Sono iniziati i lavori di costruzione della pista ciclabile che costeggerà la Reggia Vanvitelliana, avrà una lunghezza di circa 650 metri e collegherà piazza Aldifreda con piazza della Prefettura e piazza Vanvitelli, secondo quanto è stato annunciato, due settimane fa, nella conferenza stampa congiunta tenuta da Carlo Marino, sindaco di Caserta, e da Tiziana Maffei, direttrice della Reggia. La riqualificazione di corso Giannone avverrà grazie al rifacimento dell’illuminazione pubblica, all’aggiornamento della segnaletica stradale orizzontale e verticale e alla sistemazione delle cancellate che delimitano il Parco Reale.
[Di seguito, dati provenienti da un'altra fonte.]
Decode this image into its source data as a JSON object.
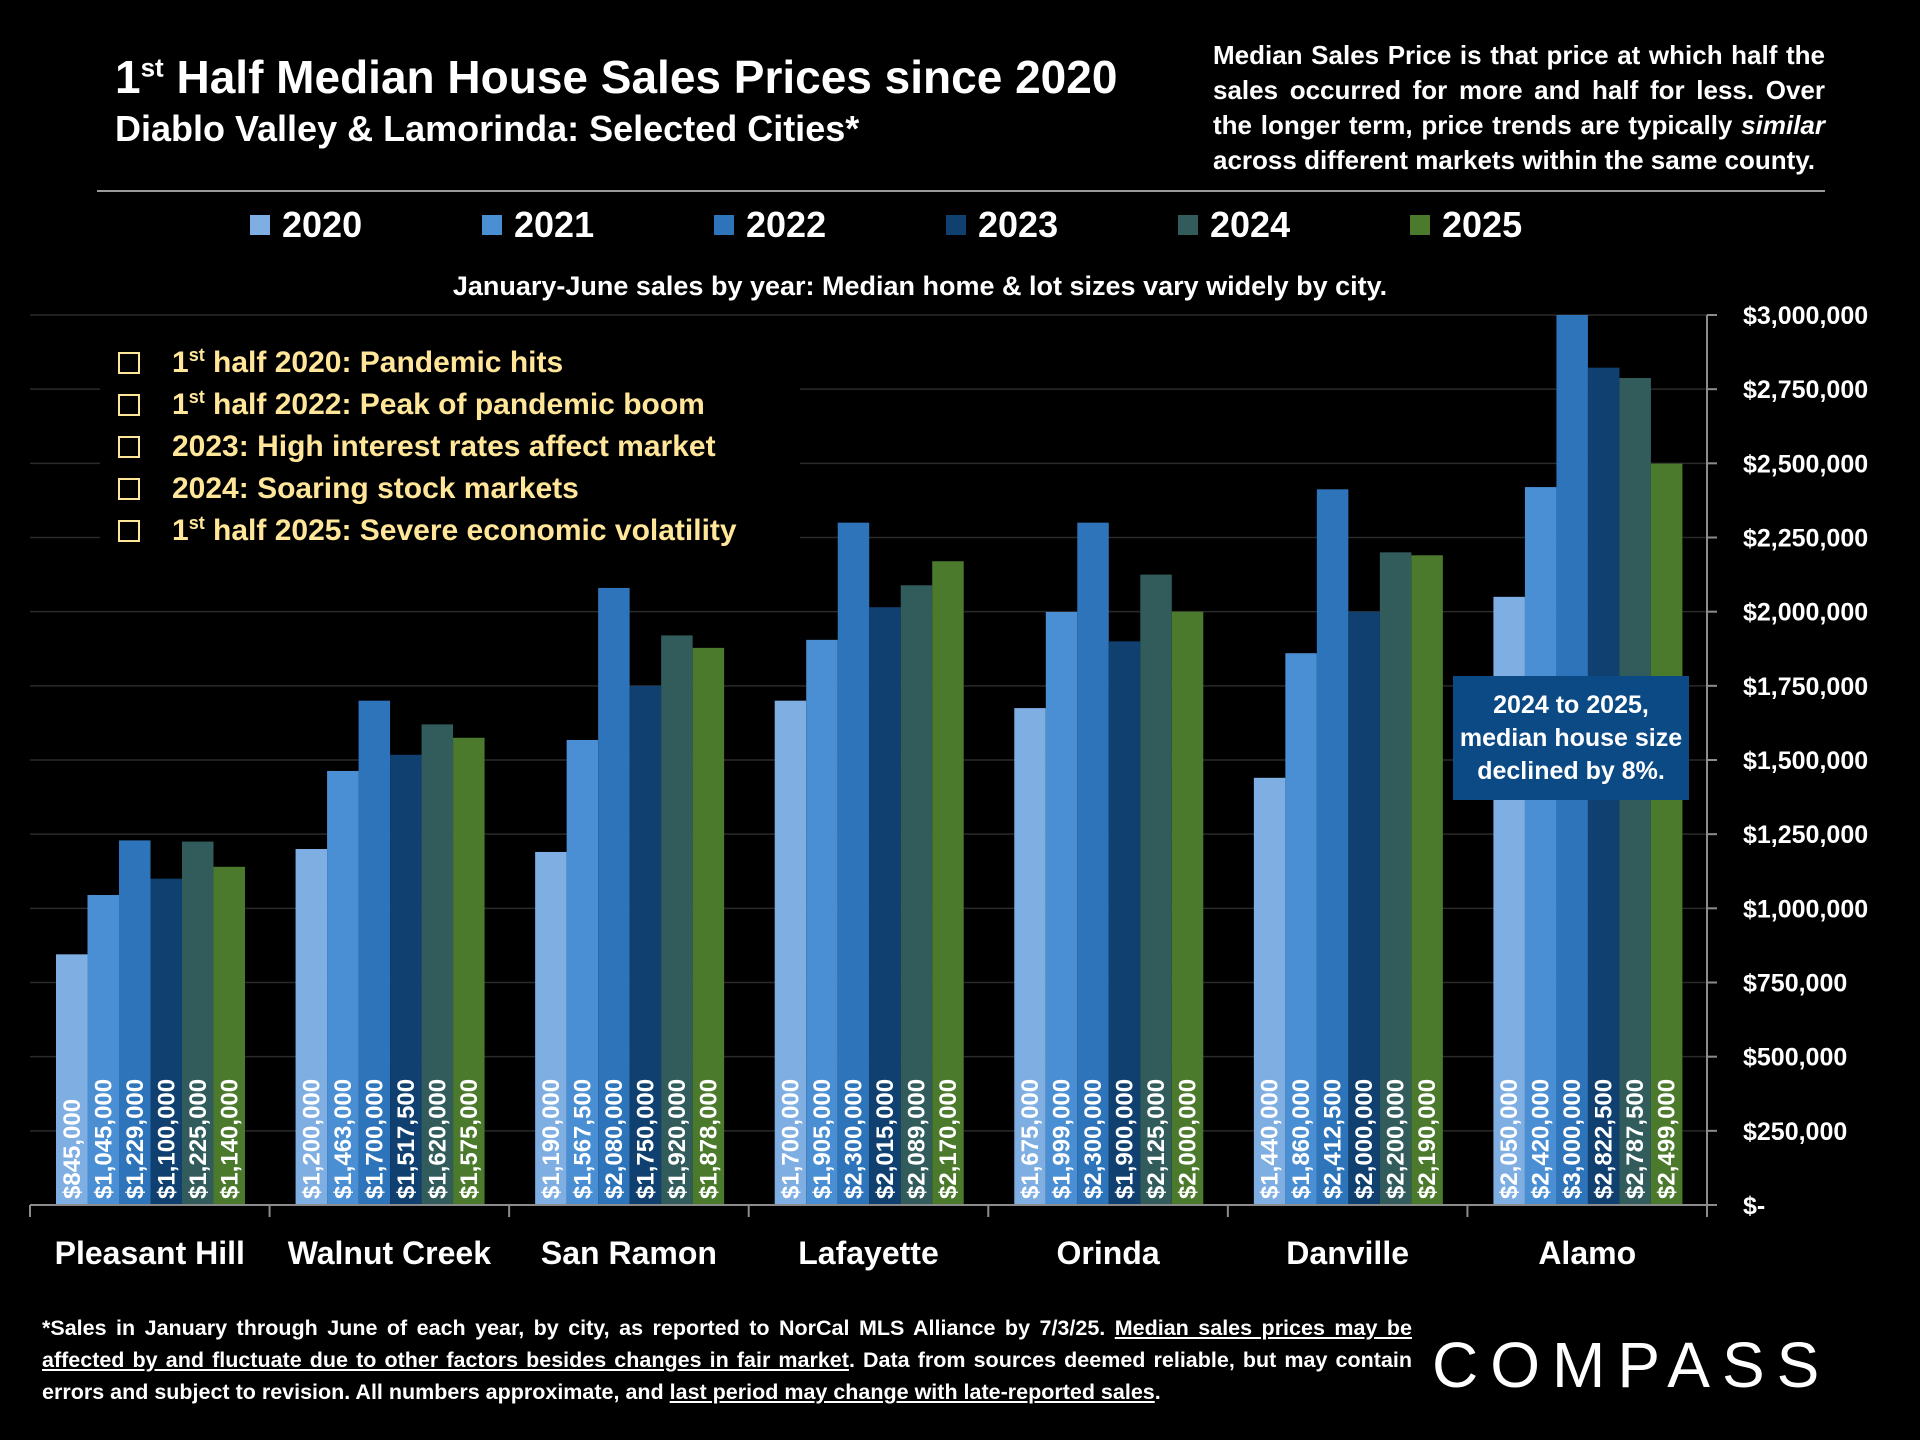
{
  "header": {
    "title_pre": "1",
    "title_sup": "st",
    "title_post": " Half Median House Sales Prices since 2020",
    "subtitle": "Diablo Valley & Lamorinda: Selected Cities*",
    "description_part1": "Median Sales Price is that price at which half the sales occurred for more and half for less. Over the longer term, price trends are typically ",
    "description_italic": "similar",
    "description_part2": " across different markets within the same county."
  },
  "chart_subtitle": "January-June sales by year: Median home & lot sizes vary widely by city.",
  "notes": [
    {
      "pre": "1",
      "sup": "st",
      "post": " half 2020: Pandemic hits"
    },
    {
      "pre": "1",
      "sup": "st",
      "post": " half 2022:  Peak of pandemic boom"
    },
    {
      "pre": "",
      "sup": "",
      "post": "2023:  High interest rates affect market"
    },
    {
      "pre": "",
      "sup": "",
      "post": "2024:  Soaring stock markets"
    },
    {
      "pre": "1",
      "sup": "st",
      "post": " half 2025:  Severe economic volatility"
    }
  ],
  "callout": {
    "line1": "2024 to 2025,",
    "line2": "median house size",
    "line3": "declined by 8%."
  },
  "footnote": {
    "part1": "*Sales in January through June of each year, by city, as reported to NorCal MLS Alliance by 7/3/25. ",
    "underline1": "Median sales prices may be affected by and fluctuate due to other factors besides changes in fair market",
    "part2": ". Data from sources deemed reliable, but may contain errors and subject to revision. All numbers approximate, and ",
    "underline2": "last period may change with late-reported sales",
    "part3": "."
  },
  "logo": {
    "text": "COMPASS"
  },
  "colors": {
    "2020": "#7eaee2",
    "2021": "#4a8ed3",
    "2022": "#2e74ba",
    "2023": "#0f4070",
    "2024": "#325c5c",
    "2025": "#4b7a2c"
  },
  "chart_data": {
    "type": "bar",
    "categories": [
      "Pleasant Hill",
      "Walnut Creek",
      "San Ramon",
      "Lafayette",
      "Orinda",
      "Danville",
      "Alamo"
    ],
    "series": [
      {
        "name": "2020",
        "values": [
          845000,
          1200000,
          1190000,
          1700000,
          1675000,
          1440000,
          2050000
        ],
        "labels": [
          "$845,000",
          "$1,200,000",
          "$1,190,000",
          "$1,700,000",
          "$1,675,000",
          "$1,440,000",
          "$2,050,000"
        ]
      },
      {
        "name": "2021",
        "values": [
          1045000,
          1463000,
          1567500,
          1905000,
          1999000,
          1860000,
          2420000
        ],
        "labels": [
          "$1,045,000",
          "$1,463,000",
          "$1,567,500",
          "$1,905,000",
          "$1,999,000",
          "$1,860,000",
          "$2,420,000"
        ]
      },
      {
        "name": "2022",
        "values": [
          1229000,
          1700000,
          2080000,
          2300000,
          2300000,
          2412500,
          3000000
        ],
        "labels": [
          "$1,229,000",
          "$1,700,000",
          "$2,080,000",
          "$2,300,000",
          "$2,300,000",
          "$2,412,500",
          "$3,000,000"
        ]
      },
      {
        "name": "2023",
        "values": [
          1100000,
          1517500,
          1750000,
          2015000,
          1900000,
          2000000,
          2822500
        ],
        "labels": [
          "$1,100,000",
          "$1,517,500",
          "$1,750,000",
          "$2,015,000",
          "$1,900,000",
          "$2,000,000",
          "$2,822,500"
        ]
      },
      {
        "name": "2024",
        "values": [
          1225000,
          1620000,
          1920000,
          2089000,
          2125000,
          2200000,
          2787500
        ],
        "labels": [
          "$1,225,000",
          "$1,620,000",
          "$1,920,000",
          "$2,089,000",
          "$2,125,000",
          "$2,200,000",
          "$2,787,500"
        ]
      },
      {
        "name": "2025",
        "values": [
          1140000,
          1575000,
          1878000,
          2170000,
          2000000,
          2190000,
          2499000
        ],
        "labels": [
          "$1,140,000",
          "$1,575,000",
          "$1,878,000",
          "$2,170,000",
          "$2,000,000",
          "$2,190,000",
          "$2,499,000"
        ]
      }
    ],
    "ylim": [
      0,
      3000000
    ],
    "yticks": [
      0,
      250000,
      500000,
      750000,
      1000000,
      1250000,
      1500000,
      1750000,
      2000000,
      2250000,
      2500000,
      2750000,
      3000000
    ],
    "ytick_labels": [
      "$-",
      "$250,000",
      "$500,000",
      "$750,000",
      "$1,000,000",
      "$1,250,000",
      "$1,500,000",
      "$1,750,000",
      "$2,000,000",
      "$2,250,000",
      "$2,500,000",
      "$2,750,000",
      "$3,000,000"
    ],
    "yaxis_position": "right",
    "grid": true,
    "legend_position": "top"
  }
}
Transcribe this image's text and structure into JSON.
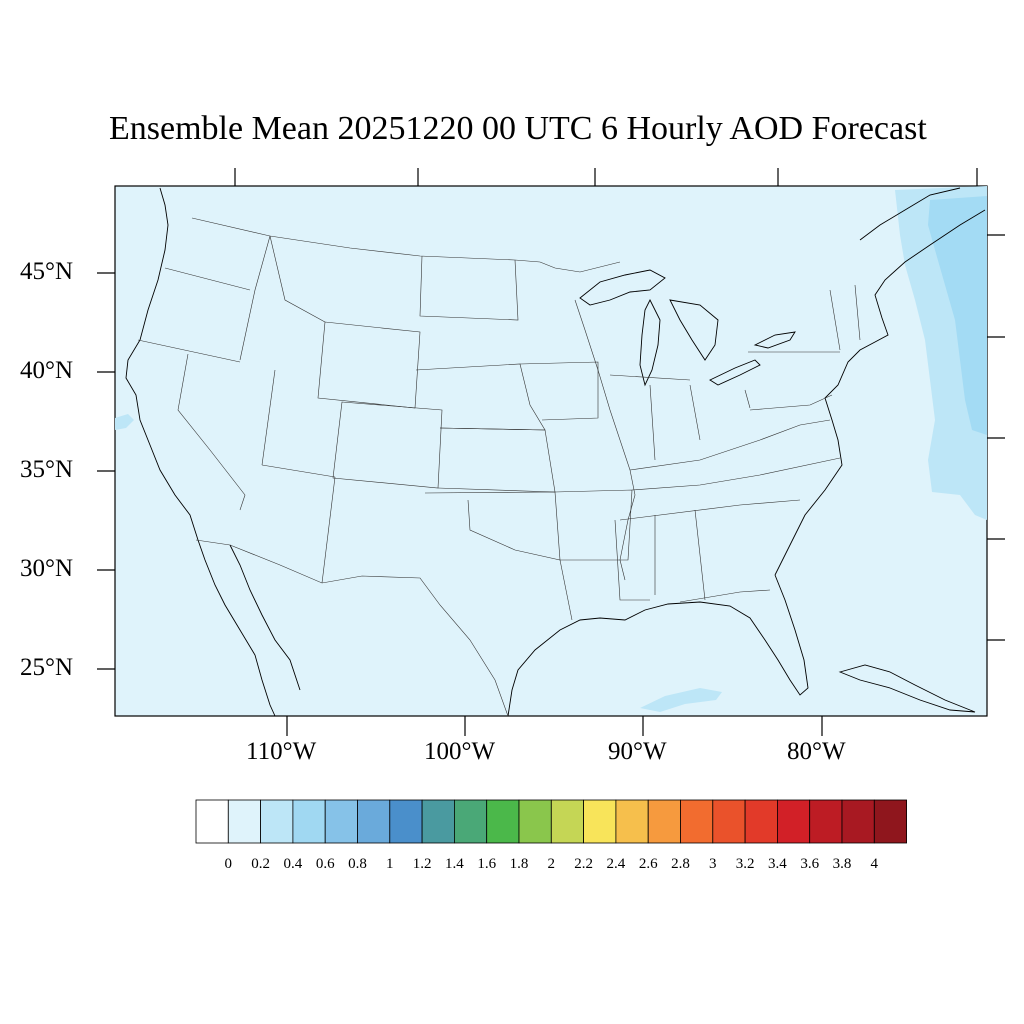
{
  "title": "Ensemble Mean 20251220 00 UTC 6 Hourly AOD Forecast",
  "map": {
    "projection": "lambert-conformal",
    "domain": "contiguous-us",
    "background_level_color": "#dff3fb",
    "latitude_labels": [
      "45°N",
      "40°N",
      "35°N",
      "30°N",
      "25°N"
    ],
    "longitude_labels": [
      "110°W",
      "100°W",
      "90°W",
      "80°W"
    ],
    "features": [
      {
        "name": "atlantic-aod-plume",
        "level": "0.4-0.6",
        "color": "#a3dbf4"
      },
      {
        "name": "gulf-of-mexico-patch",
        "level": "0.2-0.4",
        "color": "#bde6f7"
      },
      {
        "name": "pacific-patch",
        "level": "0.2-0.4",
        "color": "#bde6f7"
      }
    ]
  },
  "colorbar": {
    "colors": [
      "#ffffff",
      "#dff3fb",
      "#bde6f7",
      "#a0d8f2",
      "#86c2e8",
      "#6aaadb",
      "#4a8fcb",
      "#4a9aa0",
      "#4aa877",
      "#4bb84a",
      "#8ac64c",
      "#c5d655",
      "#f8e45a",
      "#f6bf4c",
      "#f69a3e",
      "#f26c2f",
      "#ea522b",
      "#e23a29",
      "#d22027",
      "#bd1c24",
      "#a81922",
      "#8f161d"
    ],
    "labels": [
      "0",
      "0.2",
      "0.4",
      "0.6",
      "0.8",
      "1",
      "1.2",
      "1.4",
      "1.6",
      "1.8",
      "2",
      "2.2",
      "2.4",
      "2.6",
      "2.8",
      "3",
      "3.2",
      "3.4",
      "3.6",
      "3.8",
      "4"
    ]
  }
}
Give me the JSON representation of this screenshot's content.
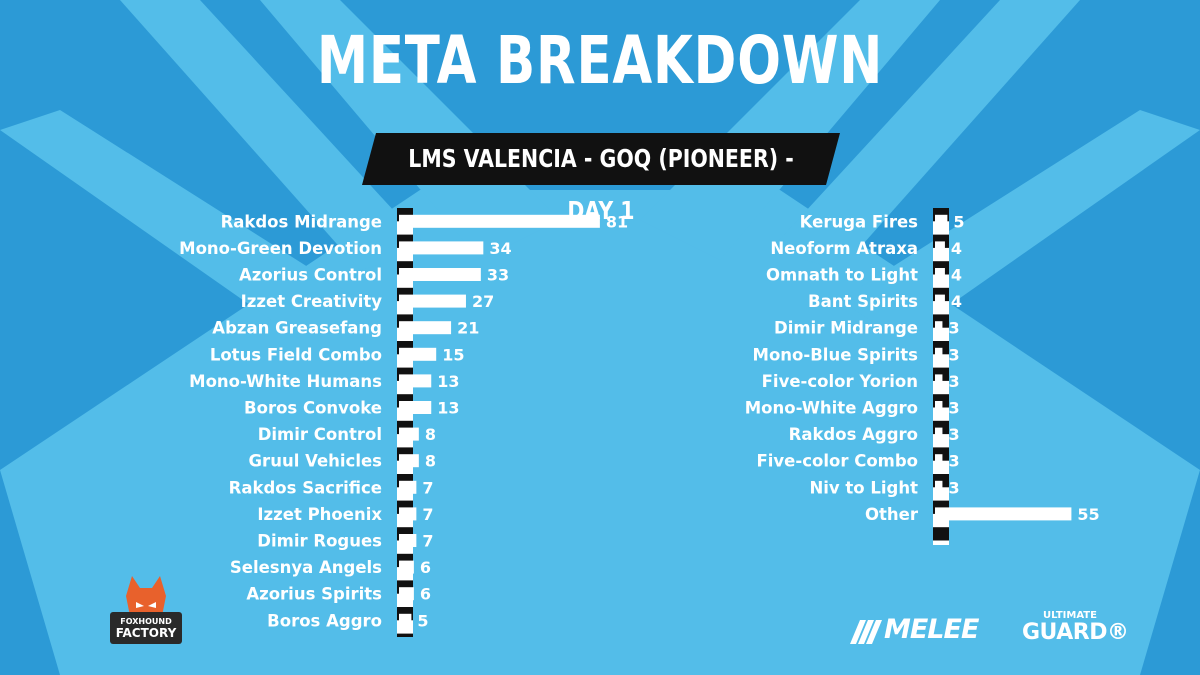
{
  "colors": {
    "background": "#2c9ad6",
    "ray": "#53bde9",
    "bar": "#ffffff",
    "band": "#111111"
  },
  "header": {
    "title": "META BREAKDOWN",
    "subtitle": "LMS VALENCIA - GOQ (PIONEER) - DAY 1"
  },
  "chart_data": [
    {
      "type": "bar",
      "orientation": "horizontal",
      "categories": [
        "Rakdos Midrange",
        "Mono-Green Devotion",
        "Azorius Control",
        "Izzet Creativity",
        "Abzan Greasefang",
        "Lotus Field Combo",
        "Mono-White Humans",
        "Boros Convoke",
        "Dimir Control",
        "Gruul Vehicles",
        "Rakdos Sacrifice",
        "Izzet Phoenix",
        "Dimir Rogues",
        "Selesnya Angels",
        "Azorius Spirits",
        "Boros Aggro"
      ],
      "values": [
        81,
        34,
        33,
        27,
        21,
        15,
        13,
        13,
        8,
        8,
        7,
        7,
        7,
        6,
        6,
        5
      ],
      "grid": false,
      "data_labels": true
    },
    {
      "type": "bar",
      "orientation": "horizontal",
      "categories": [
        "Keruga Fires",
        "Neoform Atraxa",
        "Omnath to Light",
        "Bant Spirits",
        "Dimir Midrange",
        "Mono-Blue Spirits",
        "Five-color Yorion",
        "Mono-White Aggro",
        "Rakdos Aggro",
        "Five-color Combo",
        "Niv to Light",
        "Other"
      ],
      "values": [
        5,
        4,
        4,
        4,
        3,
        3,
        3,
        3,
        3,
        3,
        3,
        55
      ],
      "grid": false,
      "data_labels": true
    }
  ],
  "logos": {
    "fox_line1": "FOXHOUND",
    "fox_line2": "FACTORY",
    "melee": "MELEE",
    "ug_line1": "ULTIMATE",
    "ug_line2": "GUARD®",
    "fox_icon": "fox-icon",
    "melee_icon": "melee-stripes-icon"
  }
}
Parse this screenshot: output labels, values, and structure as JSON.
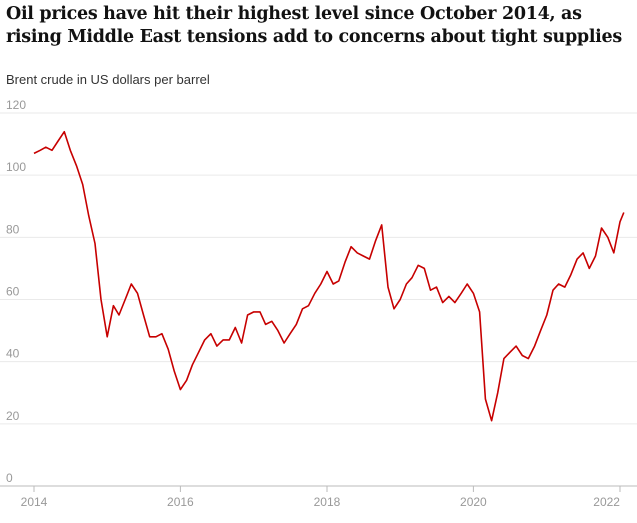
{
  "title": "Oil prices have hit their highest level since October 2014, as rising Middle East tensions add to concerns about tight supplies",
  "subtitle": "Brent crude in US dollars per barrel",
  "chart_data": {
    "type": "line",
    "title": "Oil prices have hit their highest level since October 2014, as rising Middle East tensions add to concerns about tight supplies",
    "ylabel": "Brent crude in US dollars per barrel",
    "xlabel": "",
    "ylim": [
      0,
      120
    ],
    "xlim": [
      "2014-01-01",
      "2022-01-31"
    ],
    "y_ticks": [
      0,
      20,
      40,
      60,
      80,
      100,
      120
    ],
    "x_ticks": [
      "2014",
      "2016",
      "2018",
      "2020",
      "2022"
    ],
    "grid": true,
    "color": "#c70000",
    "series": [
      {
        "name": "",
        "x": [
          "2014-01-01",
          "2014-02-01",
          "2014-03-01",
          "2014-04-01",
          "2014-05-01",
          "2014-06-01",
          "2014-07-01",
          "2014-08-01",
          "2014-09-01",
          "2014-10-01",
          "2014-11-01",
          "2014-12-01",
          "2015-01-01",
          "2015-02-01",
          "2015-03-01",
          "2015-04-01",
          "2015-05-01",
          "2015-06-01",
          "2015-07-01",
          "2015-08-01",
          "2015-09-01",
          "2015-10-01",
          "2015-11-01",
          "2015-12-01",
          "2016-01-01",
          "2016-02-01",
          "2016-03-01",
          "2016-04-01",
          "2016-05-01",
          "2016-06-01",
          "2016-07-01",
          "2016-08-01",
          "2016-09-01",
          "2016-10-01",
          "2016-11-01",
          "2016-12-01",
          "2017-01-01",
          "2017-02-01",
          "2017-03-01",
          "2017-04-01",
          "2017-05-01",
          "2017-06-01",
          "2017-07-01",
          "2017-08-01",
          "2017-09-01",
          "2017-10-01",
          "2017-11-01",
          "2017-12-01",
          "2018-01-01",
          "2018-02-01",
          "2018-03-01",
          "2018-04-01",
          "2018-05-01",
          "2018-06-01",
          "2018-07-01",
          "2018-08-01",
          "2018-09-01",
          "2018-10-01",
          "2018-11-01",
          "2018-12-01",
          "2019-01-01",
          "2019-02-01",
          "2019-03-01",
          "2019-04-01",
          "2019-05-01",
          "2019-06-01",
          "2019-07-01",
          "2019-08-01",
          "2019-09-01",
          "2019-10-01",
          "2019-11-01",
          "2019-12-01",
          "2020-01-01",
          "2020-02-01",
          "2020-03-01",
          "2020-04-01",
          "2020-05-01",
          "2020-06-01",
          "2020-07-01",
          "2020-08-01",
          "2020-09-01",
          "2020-10-01",
          "2020-11-01",
          "2020-12-01",
          "2021-01-01",
          "2021-02-01",
          "2021-03-01",
          "2021-04-01",
          "2021-05-01",
          "2021-06-01",
          "2021-07-01",
          "2021-08-01",
          "2021-09-01",
          "2021-10-01",
          "2021-11-01",
          "2021-12-01",
          "2022-01-01",
          "2022-01-20"
        ],
        "values": [
          107,
          108,
          109,
          108,
          111,
          114,
          108,
          103,
          97,
          87,
          78,
          60,
          48,
          58,
          55,
          60,
          65,
          62,
          55,
          48,
          48,
          49,
          44,
          37,
          31,
          34,
          39,
          43,
          47,
          49,
          45,
          47,
          47,
          51,
          46,
          55,
          56,
          56,
          52,
          53,
          50,
          46,
          49,
          52,
          57,
          58,
          62,
          65,
          69,
          65,
          66,
          72,
          77,
          75,
          74,
          73,
          79,
          84,
          64,
          57,
          60,
          65,
          67,
          71,
          70,
          63,
          64,
          59,
          61,
          59,
          62,
          65,
          62,
          56,
          28,
          21,
          30,
          41,
          43,
          45,
          42,
          41,
          45,
          50,
          55,
          63,
          65,
          64,
          68,
          73,
          75,
          70,
          74,
          83,
          80,
          75,
          85,
          88
        ]
      }
    ]
  }
}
Nell’annunciare l’inizio dei lavori il sindaco ha rilasciato la seguente dichiarazione: “La pista ciclabile contribuirà a rendere corso Giannone bike-friendly, consentendo l’accesso alle scuole che hanno sede nell’area e favorendo l’ingresso nel parco della Reggia di Caserta da parte di chi usa la bicicletta. L’intervento si inquadra nel nostro programma di mobilità sostenibile e, contestualmente, di sviluppo turistico e commerciale della città, grazie alla preziosa collaborazione con la direzione della Reggia che favorirà l’uscita dei turisti proprio su corso Giannone. Inoltre, come annunciato recentemente nella conferenza stampa con la direttrice Maffei, il varco di accesso al Parco sarà trasferito di fronte alla chiesa di Sant’Antonio in un’area che sarà completamente riqualificata. Il piano di mobilità sostenibile proseguirà poi con la realizzazione di piste ciclabili per oltre un chilometro su via Verdi e via Renella al termine dei lavori di installazione della fibra ottica”, conclude Marino.

Dopo la fase 1 dell’emergenza legata al Coronavirus, che ha portato alla chiusura di tutti i musei, i cancelli della Reggia si sono riaperti il 2 giugno, Festa della Repubblica, ma la svolta è attesa per il 17. La direttrice, Tiziana Maffei, ha così commentato la grande riapertura di mercoledì: “Siamo in attesa di spalancare tutto il 17 giugno e poter porre al centro dell’attenzione non solo dispositivi di sicurezza e sistemi di prenotazione, ma anche le relazioni tra persone e la cura costante, fatta di piccoli gesti quotidiani e programmazione nel tempo, di questo immenso patrimonio. Un ringraziamento speciale per i miracoli fatti da chi, con impegno, entusiasmo, spirito di collaborazione e fiducia, ha lavorato instancabilmente fino alle ultime ore per questa immensità di suggestioni e di problemi“.